Perdre la présidence d’un comité technique ISO aussi critique signifie de facto une relégation de la France à un rôle subalterne alors que le véritable enjeu n’est rien d’autre que d’être au centre du jeu

  • de l’élaboration, du développement et du choix des thématiques à développer,
  • de l’identification de stratégies d’influence déployées pas des états concurrents,
  • du développement de relations avec les instances internationales (OCDE, ONUDI, Banque Mondiale, …),
  • des synergies potentielles avec d’autres facettes complémentaires de sa diplomatie d’influence (notamment par le soutien à des programmes visant à favoriser l’engagement de pays africains),
  • de l’orientation des travaux et la mise en avant de thématiques particulières (développement durable, éthique, accessibilité aux PME, …),
  • de la mise en valeur de la France et de ses représentants dans le cadre d’événements à portée internationale en collaboration avec les organisations mondiales (ISO, UNIDO, PNUD, Banque Mondiale, UNFCCC, …), confortant par là son influence internationale.

Avons-nous bien mesuré que ce dont il est question ici, c’est d’une norme mondiale sur l’innovation ? Nous ne ferons injure à personne en rappelant que l’innovation est le moteur actuel et surtout à venir de la croissance et de la puissance économiques.
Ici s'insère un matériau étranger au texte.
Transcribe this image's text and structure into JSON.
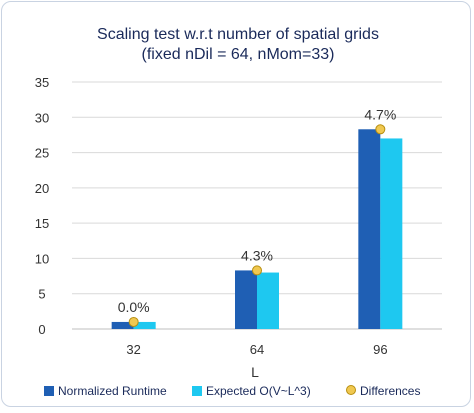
{
  "chart_data": {
    "type": "bar",
    "title": "Scaling test w.r.t number of spatial grids",
    "subtitle": "(fixed nDil = 64, nMom=33)",
    "xlabel": "L",
    "ylabel": "",
    "categories": [
      "32",
      "64",
      "96"
    ],
    "ylim": [
      0,
      35
    ],
    "yticks": [
      0,
      5,
      10,
      15,
      20,
      25,
      30,
      35
    ],
    "grid": true,
    "legend_position": "bottom",
    "series": [
      {
        "name": "Normalized Runtime",
        "values": [
          1.0,
          8.3,
          28.3
        ],
        "color": "#1f5fb4"
      },
      {
        "name": "Expected O(V~L^3)",
        "values": [
          1.0,
          8.0,
          27.0
        ],
        "color": "#1ec8f0"
      }
    ],
    "differences": {
      "name": "Differences",
      "values": [
        1.0,
        8.3,
        28.3
      ],
      "labels": [
        "0.0%",
        "4.3%",
        "4.7%"
      ],
      "marker_color": "#f0c850",
      "marker_edge": "#b88f10"
    }
  }
}
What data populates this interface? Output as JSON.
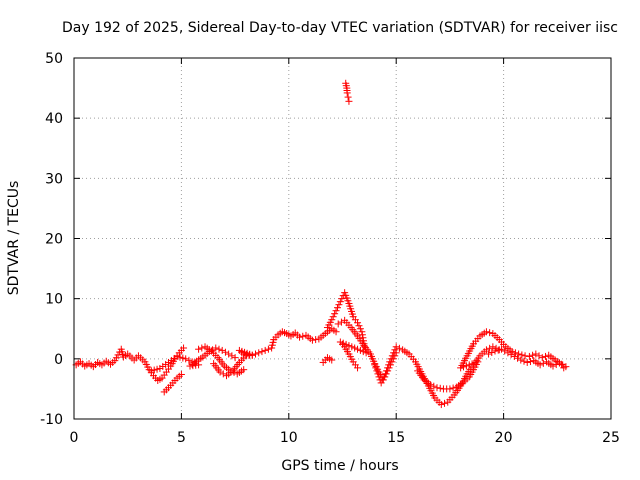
{
  "chart_data": {
    "type": "scatter",
    "title": "Day 192 of 2025, Sidereal Day-to-day VTEC variation (SDTVAR) for receiver iisc",
    "xlabel": "GPS time / hours",
    "ylabel": "SDTVAR / TECUs",
    "xlim": [
      0,
      25
    ],
    "ylim": [
      -10,
      50
    ],
    "xticks": [
      "0",
      "5",
      "10",
      "15",
      "20",
      "25"
    ],
    "yticks": [
      "-10",
      "0",
      "10",
      "20",
      "30",
      "40",
      "50"
    ],
    "grid": true,
    "marker": "+",
    "series": [
      {
        "name": "SDTVAR",
        "color": "#ff0000",
        "points": [
          [
            0.1,
            -1.0
          ],
          [
            0.3,
            -0.5
          ],
          [
            0.5,
            -1.2
          ],
          [
            0.7,
            -0.8
          ],
          [
            0.9,
            -1.3
          ],
          [
            1.1,
            -0.6
          ],
          [
            1.3,
            -1.0
          ],
          [
            1.5,
            -0.4
          ],
          [
            1.7,
            -0.9
          ],
          [
            1.9,
            -0.3
          ],
          [
            2.2,
            1.6
          ],
          [
            2.3,
            0.3
          ],
          [
            2.5,
            0.8
          ],
          [
            2.8,
            -0.2
          ],
          [
            3.0,
            0.5
          ],
          [
            3.3,
            -0.5
          ],
          [
            3.5,
            -1.8
          ],
          [
            3.7,
            -2.8
          ],
          [
            3.9,
            -3.6
          ],
          [
            4.1,
            -3.2
          ],
          [
            4.3,
            -2.2
          ],
          [
            4.5,
            -1.2
          ],
          [
            4.7,
            0.0
          ],
          [
            4.9,
            1.0
          ],
          [
            5.1,
            1.8
          ],
          [
            4.2,
            -5.5
          ],
          [
            4.4,
            -4.8
          ],
          [
            4.6,
            -4.0
          ],
          [
            4.8,
            -3.2
          ],
          [
            5.0,
            -2.6
          ],
          [
            3.6,
            -2.0
          ],
          [
            4.0,
            -1.6
          ],
          [
            4.4,
            -0.6
          ],
          [
            4.8,
            0.4
          ],
          [
            5.2,
            0.0
          ],
          [
            5.5,
            -0.5
          ],
          [
            5.8,
            -1.0
          ],
          [
            5.4,
            -1.2
          ],
          [
            5.7,
            -0.4
          ],
          [
            6.0,
            0.3
          ],
          [
            6.3,
            1.2
          ],
          [
            6.6,
            1.8
          ],
          [
            6.9,
            1.4
          ],
          [
            7.2,
            0.8
          ],
          [
            7.5,
            0.2
          ],
          [
            5.8,
            1.6
          ],
          [
            6.1,
            2.0
          ],
          [
            6.4,
            1.3
          ],
          [
            6.7,
            0.2
          ],
          [
            7.0,
            -1.2
          ],
          [
            7.3,
            -2.0
          ],
          [
            7.6,
            -2.5
          ],
          [
            7.9,
            -1.8
          ],
          [
            6.5,
            -0.8
          ],
          [
            6.8,
            -2.2
          ],
          [
            7.1,
            -2.8
          ],
          [
            7.4,
            -2.0
          ],
          [
            7.7,
            -0.6
          ],
          [
            8.0,
            0.5
          ],
          [
            8.3,
            0.6
          ],
          [
            7.7,
            1.4
          ],
          [
            7.9,
            0.8
          ],
          [
            8.3,
            0.6
          ],
          [
            8.6,
            1.0
          ],
          [
            8.9,
            1.4
          ],
          [
            9.2,
            1.8
          ],
          [
            9.3,
            3.2
          ],
          [
            9.5,
            4.0
          ],
          [
            9.7,
            4.5
          ],
          [
            9.9,
            4.2
          ],
          [
            10.1,
            3.8
          ],
          [
            10.3,
            4.3
          ],
          [
            10.5,
            3.6
          ],
          [
            10.8,
            3.9
          ],
          [
            11.1,
            3.1
          ],
          [
            11.4,
            3.3
          ],
          [
            11.7,
            4.2
          ],
          [
            12.0,
            5.0
          ],
          [
            12.2,
            4.5
          ],
          [
            11.6,
            -0.6
          ],
          [
            11.8,
            0.2
          ],
          [
            12.0,
            -0.2
          ],
          [
            11.8,
            5.2
          ],
          [
            12.0,
            6.5
          ],
          [
            12.2,
            8.0
          ],
          [
            12.4,
            9.5
          ],
          [
            12.6,
            11.0
          ],
          [
            12.8,
            9.2
          ],
          [
            13.0,
            7.0
          ],
          [
            13.2,
            6.0
          ],
          [
            13.4,
            4.5
          ],
          [
            13.5,
            2.5
          ],
          [
            13.6,
            1.0
          ],
          [
            12.4,
            2.8
          ],
          [
            12.6,
            2.0
          ],
          [
            12.8,
            0.8
          ],
          [
            13.0,
            -0.5
          ],
          [
            13.2,
            -1.5
          ],
          [
            12.3,
            5.8
          ],
          [
            12.6,
            6.4
          ],
          [
            12.9,
            5.2
          ],
          [
            13.2,
            3.8
          ],
          [
            13.5,
            2.2
          ],
          [
            13.8,
            0.8
          ],
          [
            14.0,
            -0.8
          ],
          [
            14.2,
            -2.2
          ],
          [
            14.4,
            -3.5
          ],
          [
            14.6,
            -2.0
          ],
          [
            14.8,
            -0.5
          ],
          [
            15.0,
            1.0
          ],
          [
            12.65,
            45.8
          ],
          [
            12.7,
            45.0
          ],
          [
            12.72,
            44.2
          ],
          [
            12.76,
            43.5
          ],
          [
            12.8,
            42.8
          ],
          [
            14.0,
            -1.0
          ],
          [
            14.2,
            -3.0
          ],
          [
            14.3,
            -4.0
          ],
          [
            14.5,
            -2.5
          ],
          [
            14.7,
            -0.5
          ],
          [
            15.0,
            2.0
          ],
          [
            15.3,
            1.5
          ],
          [
            15.6,
            0.8
          ],
          [
            15.9,
            -0.5
          ],
          [
            16.2,
            -2.5
          ],
          [
            16.5,
            -4.5
          ],
          [
            16.8,
            -6.5
          ],
          [
            17.1,
            -7.6
          ],
          [
            17.4,
            -7.2
          ],
          [
            17.7,
            -6.0
          ],
          [
            18.0,
            -4.5
          ],
          [
            18.3,
            -2.5
          ],
          [
            18.6,
            -1.0
          ],
          [
            18.9,
            0.5
          ],
          [
            19.2,
            1.5
          ],
          [
            19.5,
            2.0
          ],
          [
            19.8,
            1.5
          ],
          [
            16.0,
            -2.0
          ],
          [
            16.3,
            -3.5
          ],
          [
            16.6,
            -4.3
          ],
          [
            16.9,
            -4.8
          ],
          [
            17.2,
            -5.0
          ],
          [
            17.5,
            -5.0
          ],
          [
            17.8,
            -4.7
          ],
          [
            18.1,
            -4.0
          ],
          [
            18.4,
            -3.0
          ],
          [
            18.6,
            -1.8
          ],
          [
            18.8,
            -0.5
          ],
          [
            18.0,
            -1.5
          ],
          [
            18.3,
            0.5
          ],
          [
            18.6,
            2.5
          ],
          [
            18.9,
            3.8
          ],
          [
            19.2,
            4.5
          ],
          [
            19.5,
            4.2
          ],
          [
            19.8,
            3.2
          ],
          [
            20.1,
            2.0
          ],
          [
            20.4,
            1.2
          ],
          [
            20.7,
            0.8
          ],
          [
            21.0,
            0.5
          ],
          [
            19.3,
            0.8
          ],
          [
            19.6,
            1.3
          ],
          [
            19.9,
            1.6
          ],
          [
            20.2,
            1.0
          ],
          [
            20.5,
            0.4
          ],
          [
            20.8,
            -0.2
          ],
          [
            21.1,
            -0.6
          ],
          [
            21.4,
            -0.3
          ],
          [
            21.7,
            -1.0
          ],
          [
            22.0,
            -0.5
          ],
          [
            22.3,
            -1.2
          ],
          [
            22.6,
            -0.7
          ],
          [
            22.9,
            -1.3
          ],
          [
            21.2,
            0.4
          ],
          [
            21.5,
            0.8
          ],
          [
            21.8,
            0.2
          ],
          [
            22.1,
            0.6
          ],
          [
            22.4,
            -0.2
          ],
          [
            22.7,
            -0.9
          ],
          [
            22.8,
            -1.5
          ]
        ]
      }
    ]
  }
}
Les compétiteurs de la France, eux, ne s’y sont pas trompés en investissant financièrement et humainement dans ce comité.
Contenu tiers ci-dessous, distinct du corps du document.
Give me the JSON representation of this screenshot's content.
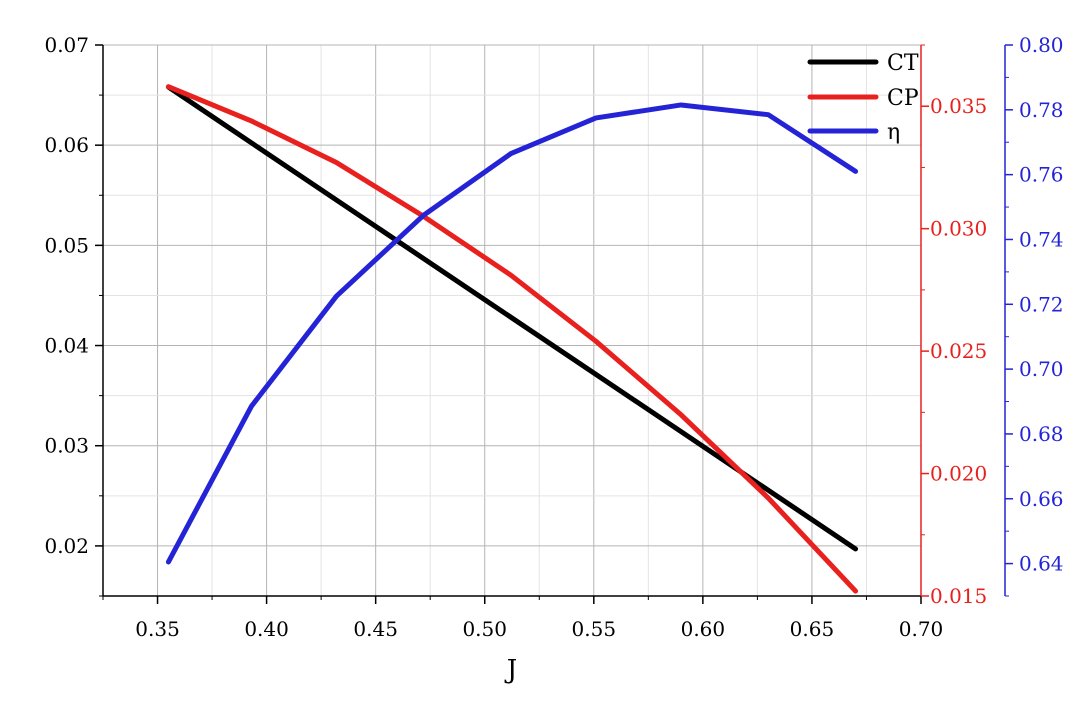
{
  "chart_data": {
    "type": "line",
    "title": "",
    "xlabel": "J",
    "x_ticks": [
      "0.35",
      "0.40",
      "0.45",
      "0.50",
      "0.55",
      "0.60",
      "0.65",
      "0.70"
    ],
    "xlim": [
      0.325,
      0.7
    ],
    "grid": true,
    "legend_position": "top-right",
    "axes": {
      "left": {
        "ylim": [
          0.015,
          0.07
        ],
        "ticks": [
          "0.02",
          "0.03",
          "0.04",
          "0.05",
          "0.06",
          "0.07"
        ],
        "color": "#000000"
      },
      "right1": {
        "ylim": [
          0.015,
          0.0375
        ],
        "ticks": [
          "0.015",
          "0.020",
          "0.025",
          "0.030",
          "0.035"
        ],
        "color": "#e8201e"
      },
      "right2": {
        "ylim": [
          0.63,
          0.8
        ],
        "ticks": [
          "0.64",
          "0.66",
          "0.68",
          "0.70",
          "0.72",
          "0.74",
          "0.76",
          "0.78",
          "0.80"
        ],
        "color": "#2424d6"
      }
    },
    "series": [
      {
        "name": "CT",
        "color": "#000000",
        "axis": "left",
        "x": [
          0.355,
          0.67
        ],
        "y": [
          0.0658,
          0.0197
        ]
      },
      {
        "name": "CP",
        "color": "#e8201e",
        "axis": "right1",
        "x": [
          0.355,
          0.393,
          0.432,
          0.472,
          0.512,
          0.551,
          0.59,
          0.63,
          0.67
        ],
        "y": [
          0.0358,
          0.0344,
          0.0327,
          0.0305,
          0.0281,
          0.0254,
          0.0224,
          0.019,
          0.0152
        ]
      },
      {
        "name": "η",
        "color": "#2424d6",
        "axis": "right2",
        "x": [
          0.355,
          0.393,
          0.432,
          0.472,
          0.512,
          0.551,
          0.59,
          0.63,
          0.67
        ],
        "y": [
          0.6405,
          0.6885,
          0.7225,
          0.7475,
          0.7665,
          0.7775,
          0.7815,
          0.7785,
          0.761
        ]
      }
    ]
  }
}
Cette chronique d’une bataille quasiment perdue n’est qu’un exemple – parmi trop d’autres – qui illustre à la fois l’engagement inconditionnel des experts nationaux au service des intérêts français, l’absence de soutien à leurs travaux, l’ignorance des enjeux par les pouvoirs publics et par les entreprises tout autant, et une absence définitivement inquiétante de vision stratégique des élites de tout poil qui pourtant se gargarisent ad nauseam de discours, effarants de cuistrerie, sur l’innovation et l’influence de la France.

Notes


[i] https://ec.europa.eu/docsroom/documents/48598

[ii] Certains pays sont au contraire très engagés. La Chine a annoncé en 2021 un programme pilote national de certification pour la norme sur la propriété intellectuelle (dont elle a présidé les travaux à l’ISO !) lors de son forum international sur le management de l’innovation en présence de plusieurs hauts dignitaires du Parti communiste chinois et des représentants de l’Organisation mondiale de la propriété intellectuelle.
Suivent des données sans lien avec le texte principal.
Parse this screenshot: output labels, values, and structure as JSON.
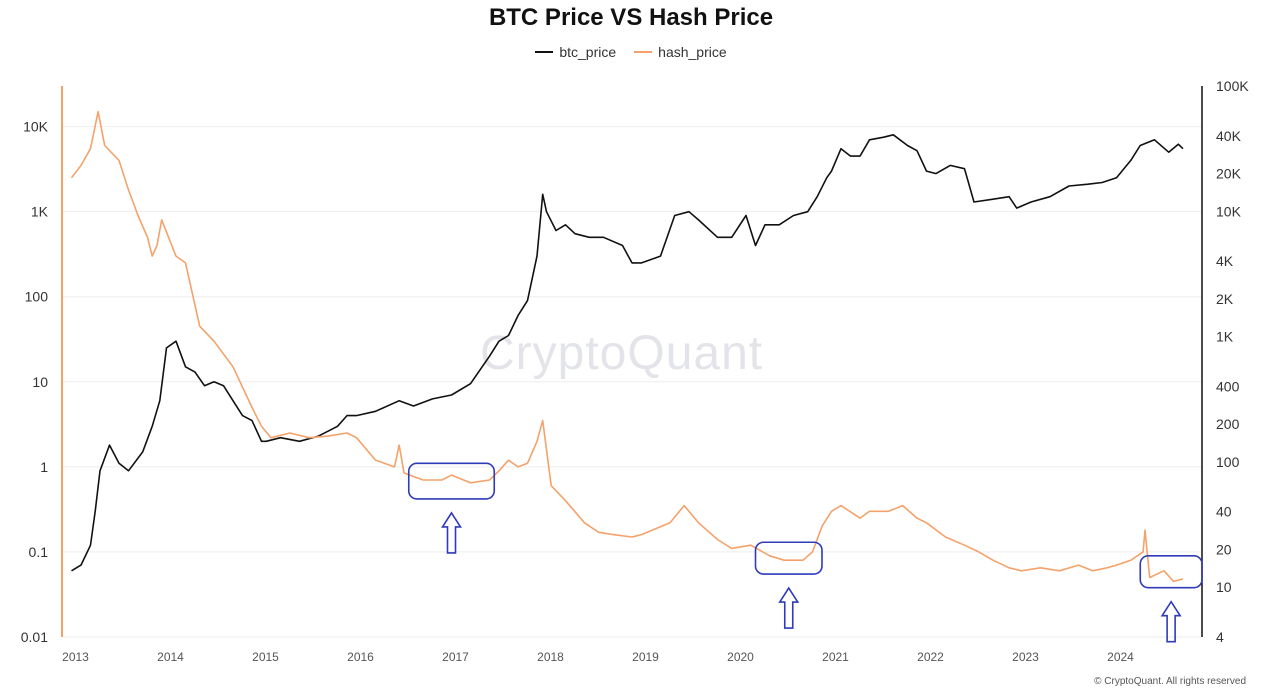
{
  "chart_data": {
    "type": "line",
    "title": "BTC Price VS Hash Price",
    "legend_position": "top-center",
    "grid": true,
    "x_ticks": [
      "2013",
      "2014",
      "2015",
      "2016",
      "2017",
      "2018",
      "2019",
      "2020",
      "2021",
      "2022",
      "2023",
      "2024"
    ],
    "x_range": [
      2012.9,
      2024.9
    ],
    "left_axis": {
      "scale": "log",
      "ylim": [
        0.01,
        30000
      ],
      "tick_values": [
        0.01,
        0.1,
        1,
        10,
        100,
        1000,
        10000
      ],
      "tick_labels": [
        "0.01",
        "0.1",
        "1",
        "10",
        "100",
        "1K",
        "10K"
      ],
      "color": "#f4a26b"
    },
    "right_axis": {
      "scale": "log",
      "ylim": [
        4,
        100000
      ],
      "tick_values": [
        4,
        10,
        20,
        40,
        100,
        200,
        400,
        1000,
        2000,
        4000,
        10000,
        20000,
        40000,
        100000
      ],
      "tick_labels": [
        "4",
        "10",
        "20",
        "40",
        "100",
        "200",
        "400",
        "1K",
        "2K",
        "4K",
        "10K",
        "20K",
        "40K",
        "100K"
      ],
      "color": "#111111"
    },
    "series": [
      {
        "name": "btc_price",
        "axis": "left",
        "color": "#111111",
        "x": [
          2013.0,
          2013.1,
          2013.2,
          2013.25,
          2013.3,
          2013.4,
          2013.5,
          2013.6,
          2013.75,
          2013.85,
          2013.93,
          2014.0,
          2014.1,
          2014.2,
          2014.3,
          2014.4,
          2014.5,
          2014.6,
          2014.7,
          2014.8,
          2014.9,
          2015.0,
          2015.05,
          2015.2,
          2015.4,
          2015.6,
          2015.8,
          2015.9,
          2016.0,
          2016.2,
          2016.45,
          2016.6,
          2016.8,
          2017.0,
          2017.2,
          2017.4,
          2017.5,
          2017.6,
          2017.7,
          2017.8,
          2017.9,
          2017.96,
          2018.0,
          2018.1,
          2018.2,
          2018.3,
          2018.45,
          2018.6,
          2018.8,
          2018.9,
          2019.0,
          2019.2,
          2019.35,
          2019.5,
          2019.6,
          2019.8,
          2019.95,
          2020.1,
          2020.2,
          2020.3,
          2020.45,
          2020.6,
          2020.75,
          2020.85,
          2020.95,
          2021.0,
          2021.1,
          2021.2,
          2021.3,
          2021.4,
          2021.55,
          2021.65,
          2021.8,
          2021.9,
          2022.0,
          2022.1,
          2022.25,
          2022.4,
          2022.5,
          2022.7,
          2022.87,
          2022.95,
          2023.1,
          2023.3,
          2023.5,
          2023.7,
          2023.85,
          2024.0,
          2024.15,
          2024.25,
          2024.4,
          2024.55,
          2024.65,
          2024.7
        ],
        "y": [
          0.06,
          0.07,
          0.12,
          0.3,
          0.9,
          1.8,
          1.1,
          0.9,
          1.5,
          3.0,
          6.0,
          25,
          30,
          15,
          13,
          9,
          10,
          9,
          6,
          4,
          3.5,
          2.0,
          2.0,
          2.2,
          2.0,
          2.3,
          3.0,
          4.0,
          4.0,
          4.5,
          6.0,
          5.2,
          6.3,
          7.0,
          9.5,
          20,
          30,
          35,
          60,
          90,
          300,
          1600,
          1000,
          600,
          700,
          550,
          500,
          500,
          400,
          250,
          250,
          300,
          900,
          1000,
          800,
          500,
          500,
          900,
          400,
          700,
          700,
          900,
          1000,
          1500,
          2500,
          3000,
          5500,
          4500,
          4500,
          7000,
          7500,
          8000,
          6000,
          5200,
          3000,
          2800,
          3500,
          3200,
          1300,
          1400,
          1500,
          1100,
          1300,
          1500,
          2000,
          2100,
          2200,
          2500,
          4000,
          6000,
          7000,
          5000,
          6200,
          5500
        ]
      },
      {
        "name": "hash_price",
        "axis": "left",
        "color": "#f4a26b",
        "x": [
          2013.0,
          2013.1,
          2013.2,
          2013.28,
          2013.35,
          2013.5,
          2013.6,
          2013.7,
          2013.8,
          2013.85,
          2013.9,
          2013.95,
          2014.1,
          2014.2,
          2014.35,
          2014.5,
          2014.7,
          2014.9,
          2015.0,
          2015.1,
          2015.3,
          2015.5,
          2015.7,
          2015.9,
          2016.0,
          2016.2,
          2016.4,
          2016.45,
          2016.5,
          2016.7,
          2016.9,
          2017.0,
          2017.2,
          2017.4,
          2017.5,
          2017.6,
          2017.7,
          2017.8,
          2017.9,
          2017.96,
          2018.05,
          2018.2,
          2018.4,
          2018.55,
          2018.7,
          2018.9,
          2019.0,
          2019.3,
          2019.45,
          2019.6,
          2019.8,
          2019.95,
          2020.15,
          2020.35,
          2020.5,
          2020.7,
          2020.8,
          2020.9,
          2021.0,
          2021.1,
          2021.3,
          2021.4,
          2021.6,
          2021.75,
          2021.9,
          2022.0,
          2022.2,
          2022.4,
          2022.55,
          2022.7,
          2022.87,
          2023.0,
          2023.2,
          2023.4,
          2023.6,
          2023.75,
          2023.9,
          2024.0,
          2024.15,
          2024.28,
          2024.3,
          2024.35,
          2024.5,
          2024.6,
          2024.7
        ],
        "y": [
          2500,
          3500,
          5500,
          15000,
          6000,
          4000,
          1800,
          900,
          500,
          300,
          400,
          800,
          300,
          250,
          45,
          30,
          15,
          5,
          3.0,
          2.2,
          2.5,
          2.2,
          2.3,
          2.5,
          2.2,
          1.2,
          1.0,
          1.8,
          0.85,
          0.7,
          0.7,
          0.8,
          0.65,
          0.7,
          0.9,
          1.2,
          1.0,
          1.1,
          2.0,
          3.5,
          0.6,
          0.4,
          0.22,
          0.17,
          0.16,
          0.15,
          0.16,
          0.22,
          0.35,
          0.22,
          0.14,
          0.11,
          0.12,
          0.09,
          0.08,
          0.08,
          0.1,
          0.2,
          0.3,
          0.35,
          0.25,
          0.3,
          0.3,
          0.35,
          0.25,
          0.22,
          0.15,
          0.12,
          0.1,
          0.08,
          0.065,
          0.06,
          0.065,
          0.06,
          0.07,
          0.06,
          0.065,
          0.07,
          0.08,
          0.1,
          0.18,
          0.05,
          0.06,
          0.045,
          0.048
        ]
      }
    ],
    "annotations": [
      {
        "type": "box-arrow",
        "label": "",
        "x0": 2016.55,
        "x1": 2017.45,
        "y0": 0.42,
        "y1": 1.1
      },
      {
        "type": "box-arrow",
        "label": "",
        "x0": 2020.2,
        "x1": 2020.9,
        "y0": 0.055,
        "y1": 0.13
      },
      {
        "type": "box-arrow",
        "label": "",
        "x0": 2024.25,
        "x1": 2024.9,
        "y0": 0.038,
        "y1": 0.09
      }
    ],
    "watermark": "CryptoQuant",
    "copyright": "© CryptoQuant. All rights reserved"
  }
}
[iii] A titre d’exemple, le comité technique ISO en charge de la norme ISO 9001 est l’ISO TC 176 (management et assurance de la qualité). Il est piloté par le Canada, et les trois sous-comités par, respectivement, les Etats-Unis, le Royaume-Uni et l’Australie. Lorsqu’en 2022 les Pays-Bas ont renoncé au pilotage du sous-comité 3 du ISO /TC 176, pas moins de 6 organismes nationaux de normalisation ont candidaté pour reprendre ce sous-comité, qui n’a pourtant pas la responsabilité de la norme ISO 9001, mais de normes sur la qualité en soutien de celle-ci. Les principales normes ISO conduisant à un nombre élevé de certifications avec un fort impact sur les entreprises sont pour la plupart élaborées sous la responsabilité des Britanniques (ISO 9001, ISO 14001, ISO 45001, ISO 37001, ISO 31000) ; à noter que les acteurs chinois sont très actifs dans l’ensemble de ces comités également.